Die Teeküche, in der ich gestern mit Deininger gesessen hatte, war menschenleer. An der nächsten Tür bleckte ein Schild die Zähne: »Hier auf keinen Fall klopfen!« Um die Wahrheit zu sagen, stand dort bloß der Name eines Profs mit zwei Doktortiteln, aber das kam ja aufs Gleiche hinaus. Nichtakademiker, Finger weg! Genau deshalb klopfte ich und wurde sofort hereingebeten, wie schön. Eine gerunzelte Stirn, fragender Blick: »Ja?«
»Ich suche Frau Deininger.«
»Nun lassens die gute Frau doch bittschön in Ruhe! Hat Sie Ihr Chef nicht informiert?«
Wenn der Kerl die Hoheit über das Zimmer besaß, und danach sah er in seiner entspannten Haltung ganz aus, handelte es sich bei ihm laut Namensschild um Prof. Romuald Gärtner. Und wenn das stimmte, dann war er bereits in jungen Jahren in die akademische Champions League aufgerückt, denn ich schätzte den Mann auf Mitte 40. Höchstens. Vielleicht hatten lauter Frauen in der Berufungskommission gesessen. Gärtner war schlank, lockig, wettergegerbt. Mit einem Seil über der Schulter hätte er einen schicken Bergführer abgegeben. Sein ostalpiner Tonfall tat ein Übriges.
»Mein Chef?«, fragte ich zurück.
»Er hat mir versprochen, Frau Deininger bis zum Abend hier arbeiten zu lassen. Anschließend steht sie Ihnen wieder zur Verfügung.«
»Ich bin nicht von der Polizei, sondern ein Bekannter ihres Mannes. Ich wollte nur kurz sehen, wie es ihr geht.«
»Ein Bekannter?« Gärtner lehnte sich zurück und musterte mich. Klar, wie der Busenfreund eines Bankers sah ich nicht gerade aus.
»Michael Deininger hat mich gebeten, nach ihr zu sehen.«
»So?« Er musterte mich immer noch. Endlich wandte er den Blick von mir ab und dem PC-Bildschirm, vor dem er saß, wieder zu. »Zwei Türen weiter. Im Büro unseres Kollegen aus Taiwan.«
Ich war schon fast draußen, als er mir nachrief: »Darf ich Ihren Namen erfahren?«
»Koller. Max Koller.« Und ich habe ihn gestern Abend öfter schreiben dürfen als du während deiner gesamten Akademikerlaufbahn, setzte ich im Geist hinzu.

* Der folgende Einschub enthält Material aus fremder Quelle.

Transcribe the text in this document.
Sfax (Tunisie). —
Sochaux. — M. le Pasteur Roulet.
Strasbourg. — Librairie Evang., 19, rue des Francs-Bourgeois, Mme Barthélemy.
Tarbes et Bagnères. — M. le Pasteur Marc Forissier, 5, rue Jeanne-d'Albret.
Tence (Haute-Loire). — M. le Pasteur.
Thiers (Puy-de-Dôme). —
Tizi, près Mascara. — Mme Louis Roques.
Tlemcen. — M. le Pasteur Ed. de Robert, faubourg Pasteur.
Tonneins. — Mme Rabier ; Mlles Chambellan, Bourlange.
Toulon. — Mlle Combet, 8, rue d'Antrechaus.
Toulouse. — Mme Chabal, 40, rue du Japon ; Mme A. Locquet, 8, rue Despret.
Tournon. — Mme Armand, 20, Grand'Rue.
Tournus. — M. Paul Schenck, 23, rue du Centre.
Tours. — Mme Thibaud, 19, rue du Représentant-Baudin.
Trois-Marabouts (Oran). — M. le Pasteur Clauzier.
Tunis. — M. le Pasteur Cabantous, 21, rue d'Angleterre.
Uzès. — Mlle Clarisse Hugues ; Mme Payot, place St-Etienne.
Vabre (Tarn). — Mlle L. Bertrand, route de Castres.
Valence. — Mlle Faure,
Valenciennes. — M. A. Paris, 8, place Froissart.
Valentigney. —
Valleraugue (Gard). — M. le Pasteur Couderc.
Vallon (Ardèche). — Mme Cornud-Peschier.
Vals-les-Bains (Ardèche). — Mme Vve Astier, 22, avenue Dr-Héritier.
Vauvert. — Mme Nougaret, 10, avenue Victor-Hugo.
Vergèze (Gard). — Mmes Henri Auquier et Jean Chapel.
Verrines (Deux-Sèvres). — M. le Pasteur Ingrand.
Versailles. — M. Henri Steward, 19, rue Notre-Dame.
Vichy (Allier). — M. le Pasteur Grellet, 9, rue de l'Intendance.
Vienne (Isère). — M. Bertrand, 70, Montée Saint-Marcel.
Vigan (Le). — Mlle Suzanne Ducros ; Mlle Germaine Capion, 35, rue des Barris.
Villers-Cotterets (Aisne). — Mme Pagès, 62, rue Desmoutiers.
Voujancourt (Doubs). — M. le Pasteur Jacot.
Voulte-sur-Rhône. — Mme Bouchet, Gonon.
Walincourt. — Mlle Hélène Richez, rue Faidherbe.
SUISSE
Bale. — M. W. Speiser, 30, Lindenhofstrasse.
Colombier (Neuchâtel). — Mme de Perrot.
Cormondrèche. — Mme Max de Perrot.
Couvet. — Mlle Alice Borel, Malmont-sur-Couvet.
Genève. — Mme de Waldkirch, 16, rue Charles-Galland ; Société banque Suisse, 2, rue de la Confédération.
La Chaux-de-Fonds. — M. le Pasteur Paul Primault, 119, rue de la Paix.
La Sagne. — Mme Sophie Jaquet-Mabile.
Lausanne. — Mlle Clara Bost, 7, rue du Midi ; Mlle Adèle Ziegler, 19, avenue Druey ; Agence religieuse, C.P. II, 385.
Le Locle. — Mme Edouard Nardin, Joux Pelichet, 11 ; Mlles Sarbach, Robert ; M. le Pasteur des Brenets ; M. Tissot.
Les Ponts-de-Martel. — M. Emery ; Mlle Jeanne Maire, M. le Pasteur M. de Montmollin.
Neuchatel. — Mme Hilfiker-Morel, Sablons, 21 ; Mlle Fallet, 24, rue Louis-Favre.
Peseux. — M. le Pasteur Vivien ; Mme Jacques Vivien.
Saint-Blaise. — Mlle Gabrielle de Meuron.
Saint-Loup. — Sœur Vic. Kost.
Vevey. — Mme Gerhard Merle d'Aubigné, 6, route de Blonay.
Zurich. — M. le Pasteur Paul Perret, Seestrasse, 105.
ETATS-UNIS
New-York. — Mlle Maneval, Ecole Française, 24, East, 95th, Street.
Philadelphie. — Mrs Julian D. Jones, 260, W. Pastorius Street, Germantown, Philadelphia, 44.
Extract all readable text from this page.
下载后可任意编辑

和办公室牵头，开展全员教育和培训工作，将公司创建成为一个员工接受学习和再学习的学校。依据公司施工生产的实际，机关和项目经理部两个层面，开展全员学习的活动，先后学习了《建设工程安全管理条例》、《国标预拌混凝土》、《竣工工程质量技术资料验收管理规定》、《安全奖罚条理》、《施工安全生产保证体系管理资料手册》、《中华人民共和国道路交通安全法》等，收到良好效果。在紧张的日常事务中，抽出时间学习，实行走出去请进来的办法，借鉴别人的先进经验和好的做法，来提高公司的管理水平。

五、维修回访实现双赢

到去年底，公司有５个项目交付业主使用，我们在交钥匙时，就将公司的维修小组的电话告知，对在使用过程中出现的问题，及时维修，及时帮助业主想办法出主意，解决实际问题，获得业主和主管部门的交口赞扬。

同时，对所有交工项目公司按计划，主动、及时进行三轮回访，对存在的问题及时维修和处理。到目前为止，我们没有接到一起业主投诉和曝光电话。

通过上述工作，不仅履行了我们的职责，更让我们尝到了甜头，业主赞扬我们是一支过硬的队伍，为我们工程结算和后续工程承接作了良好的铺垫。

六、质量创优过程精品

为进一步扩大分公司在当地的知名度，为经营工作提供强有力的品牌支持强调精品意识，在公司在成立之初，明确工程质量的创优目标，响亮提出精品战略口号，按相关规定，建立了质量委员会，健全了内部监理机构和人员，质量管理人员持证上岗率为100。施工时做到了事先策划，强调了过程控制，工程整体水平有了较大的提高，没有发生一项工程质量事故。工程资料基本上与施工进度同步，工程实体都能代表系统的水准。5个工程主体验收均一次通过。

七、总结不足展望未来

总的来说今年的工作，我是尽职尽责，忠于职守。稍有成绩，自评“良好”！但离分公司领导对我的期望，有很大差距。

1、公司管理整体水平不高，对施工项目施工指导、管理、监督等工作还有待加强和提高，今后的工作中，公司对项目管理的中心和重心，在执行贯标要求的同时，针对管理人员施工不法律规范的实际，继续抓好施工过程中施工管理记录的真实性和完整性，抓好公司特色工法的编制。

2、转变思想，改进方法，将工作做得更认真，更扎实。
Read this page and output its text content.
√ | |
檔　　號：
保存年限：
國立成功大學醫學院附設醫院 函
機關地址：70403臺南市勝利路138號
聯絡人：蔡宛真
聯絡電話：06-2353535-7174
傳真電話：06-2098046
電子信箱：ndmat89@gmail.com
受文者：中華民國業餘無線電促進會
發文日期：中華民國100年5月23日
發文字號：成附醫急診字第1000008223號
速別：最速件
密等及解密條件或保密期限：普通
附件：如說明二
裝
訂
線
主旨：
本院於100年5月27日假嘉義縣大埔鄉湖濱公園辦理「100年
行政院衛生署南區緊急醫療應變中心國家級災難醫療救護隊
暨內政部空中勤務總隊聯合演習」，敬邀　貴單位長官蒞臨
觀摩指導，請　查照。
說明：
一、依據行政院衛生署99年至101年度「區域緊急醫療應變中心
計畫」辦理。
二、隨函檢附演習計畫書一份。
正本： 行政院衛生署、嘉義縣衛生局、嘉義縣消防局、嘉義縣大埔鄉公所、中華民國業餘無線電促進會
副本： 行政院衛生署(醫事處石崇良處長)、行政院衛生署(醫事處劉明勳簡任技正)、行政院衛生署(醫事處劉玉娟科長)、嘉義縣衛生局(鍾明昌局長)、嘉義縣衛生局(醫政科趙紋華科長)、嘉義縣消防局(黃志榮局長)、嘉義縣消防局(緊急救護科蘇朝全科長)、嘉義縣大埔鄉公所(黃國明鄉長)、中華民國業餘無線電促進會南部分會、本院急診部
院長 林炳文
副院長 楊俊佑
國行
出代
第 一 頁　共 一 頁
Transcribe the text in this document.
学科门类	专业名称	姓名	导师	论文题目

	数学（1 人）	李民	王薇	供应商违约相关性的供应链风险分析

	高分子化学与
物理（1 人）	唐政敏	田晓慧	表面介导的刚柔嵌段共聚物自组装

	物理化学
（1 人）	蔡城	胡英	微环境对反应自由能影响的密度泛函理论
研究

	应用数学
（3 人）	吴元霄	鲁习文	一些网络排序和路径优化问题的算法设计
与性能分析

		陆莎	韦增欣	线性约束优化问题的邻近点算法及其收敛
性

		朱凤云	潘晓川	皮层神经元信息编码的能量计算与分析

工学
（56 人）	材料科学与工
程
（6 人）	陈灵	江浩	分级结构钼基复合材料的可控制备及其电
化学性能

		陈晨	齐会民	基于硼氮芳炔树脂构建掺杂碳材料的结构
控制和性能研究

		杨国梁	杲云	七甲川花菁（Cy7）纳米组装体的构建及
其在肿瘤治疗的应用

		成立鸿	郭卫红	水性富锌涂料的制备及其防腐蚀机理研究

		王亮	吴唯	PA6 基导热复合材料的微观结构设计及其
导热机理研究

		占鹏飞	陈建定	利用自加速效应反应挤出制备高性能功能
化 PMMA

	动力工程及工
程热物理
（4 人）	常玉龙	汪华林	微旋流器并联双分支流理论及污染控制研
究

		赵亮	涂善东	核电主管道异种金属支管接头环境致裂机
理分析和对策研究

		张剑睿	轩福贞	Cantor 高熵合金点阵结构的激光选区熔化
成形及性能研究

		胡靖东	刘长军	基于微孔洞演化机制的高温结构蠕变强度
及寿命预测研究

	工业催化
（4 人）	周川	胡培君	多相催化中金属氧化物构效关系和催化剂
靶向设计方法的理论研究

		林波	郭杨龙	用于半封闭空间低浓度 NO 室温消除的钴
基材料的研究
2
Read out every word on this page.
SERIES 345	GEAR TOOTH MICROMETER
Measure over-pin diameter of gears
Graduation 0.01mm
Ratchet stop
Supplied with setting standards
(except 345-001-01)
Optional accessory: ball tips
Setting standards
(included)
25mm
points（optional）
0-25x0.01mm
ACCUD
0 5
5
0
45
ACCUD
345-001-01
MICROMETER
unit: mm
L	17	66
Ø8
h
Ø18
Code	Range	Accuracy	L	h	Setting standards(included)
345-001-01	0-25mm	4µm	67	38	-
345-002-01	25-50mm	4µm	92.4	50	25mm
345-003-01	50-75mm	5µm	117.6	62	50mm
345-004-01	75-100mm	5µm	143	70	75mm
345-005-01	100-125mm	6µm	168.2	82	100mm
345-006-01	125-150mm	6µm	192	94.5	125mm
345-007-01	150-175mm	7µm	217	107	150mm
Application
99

Auch der Kollege aus Taiwan hatte einen schönen Namen. Den ich mir allerdings nicht merken konnte. Auf mein Klopfen reagierte niemand, weder auf Deutsch noch auf Taiwanesisch, so dass ich schließlich ungebeten eintrat. Evelyn Deininger stand am Fenster und wandte mir ihren knochigen Rücken zu. Ich schloss die Tür. Erst jetzt drehte sie sich um, wortlos.
»Man könnte meinen, Sie hätten mit mir gerechnet«, grinste ich.
»Habe ich«, antwortete sie. Erst dachte ich, sie hätte mich beobachtet, als ich vorhin meinen Erkundungsgang über den Klausenpfad machte. Aber das Büro lag nicht wie ihr eigenes an der Nordseite des Gebäudes, sondern blickte auf eine Art Innenhof.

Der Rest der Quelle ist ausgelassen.